RIDING THE RAILS - The Legend of the Tom Thumb
In approximately 1830 "or there abouts" the Baltimore & Ohio Railroad had run tracks to Ellicott's Mills. They laid about thirteen miles of "snakehead" rails as they were called. They were still using horses to pull the cars.
There was a short turn of 150-foot radius in the track and while talking to the English who were experimenting with locomotives; they were told that no locomotive could draw a train on any curve shorter than a 900-foot radius.
The Directors of the Baltimore & Ohio Line were devastated at the news due to the labor and expense they had already invested as well as the notoriety that a failure would bring them. But a man by the name of Peter Cooper stepped up and said that he thought he could design an engine that could handle the small radius, and so of course they told him to give it a try.
He went to New York and got a tiny little one-horse power engine and carried it back to Baltimore. It had a three and one-half inch cylinder and a fourteen-inch stroke. He then got some boiler iron and made a boiler about the size of an ordinary wash boiler. The next problem was to connect the engine to the boiler.
Mr. Cooper had an iron foundry and some skill in working in it, but he couldn't find any iron pipes. The fact was that there hadn't been any for sale in America at that time, so he took two muskets and broke off the wood stocks, and used the barrels for tubing to the boiler. He then went into a coachmaker's shop and made the rest of the locomotive, which he called the "Tom Thumb" because it was so small. He didn't intend it for actual service but to prove that an engine could be built to circumnavigate small radius turns.

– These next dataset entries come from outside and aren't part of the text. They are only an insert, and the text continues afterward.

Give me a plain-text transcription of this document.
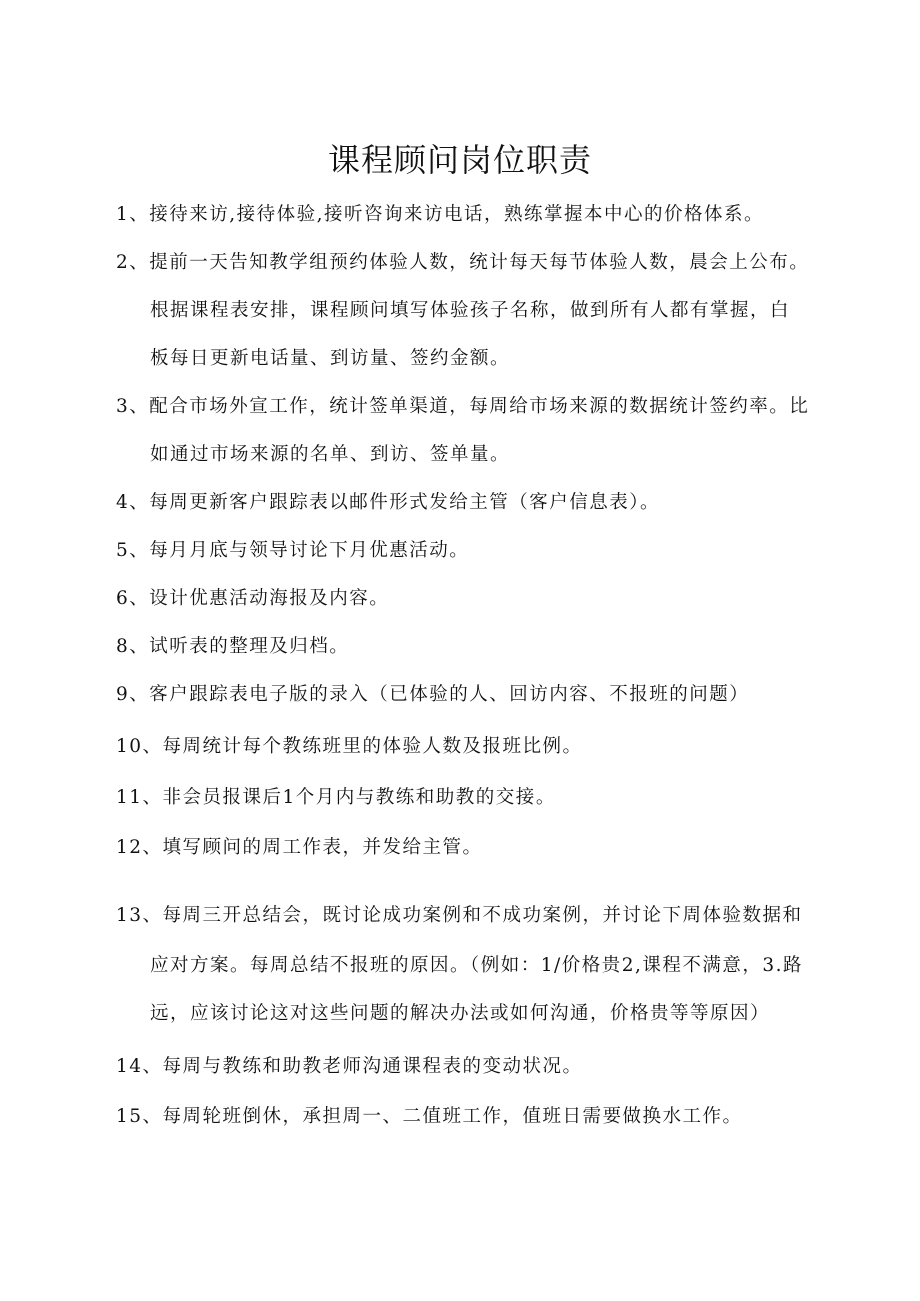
课程顾问岗位职责
1、接待来访,接待体验,接听咨询来访电话，熟练掌握本中心的价格体系。
2、提前一天告知教学组预约体验人数，统计每天每节体验人数，晨会上公布。
根据课程表安排，课程顾问填写体验孩子名称，做到所有人都有掌握，白
板每日更新电话量、到访量、签约金额。
3、配合市场外宣工作，统计签单渠道，每周给市场来源的数据统计签约率。比
如通过市场来源的名单、到访、签单量。
4、每周更新客户跟踪表以邮件形式发给主管（客户信息表）。
5、每月月底与领导讨论下月优惠活动。
6、设计优惠活动海报及内容。
8、试听表的整理及归档。
9、客户跟踪表电子版的录入（已体验的人、回访内容、不报班的问题）
10、每周统计每个教练班里的体验人数及报班比例。
11、非会员报课后1个月内与教练和助教的交接。
12、填写顾问的周工作表，并发给主管。
13、每周三开总结会，既讨论成功案例和不成功案例，并讨论下周体验数据和
应对方案。每周总结不报班的原因。（例如：1/价格贵2,课程不满意，3.路
远，应该讨论这对这些问题的解决办法或如何沟通，价格贵等等原因）
14、每周与教练和助教老师沟通课程表的变动状况。
15、每周轮班倒休，承担周一、二值班工作，值班日需要做换水工作。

He got steam up one Saturday night and with the president of the railroad and two or three other men they went out two or three miles. They then put the engine up in a shed for the night. All were invited for a ride to Ellicott's Mills on Monday.
Monday morning came and to Mr. Cooper's grief and chagrin he found that some thief had been there and chopped off all of the copper from the engine and hauled it away, presumably to sell to a junk dealer. It was all gone!
It took Cooper another week or more to repair it, but then they started for the Mill. They had six people on the engine and thirty-six in the car. They made the trip in about an hour and twelve minutes, going up an average grade of eighteen feet to the mile. After easily making the 150-foot radius turn at the Mill they made the return trip in about fifty-seven minutes.
The result of the experiment was that bonds were immediately sold and The Baltimore and Ohio Railroad became a success!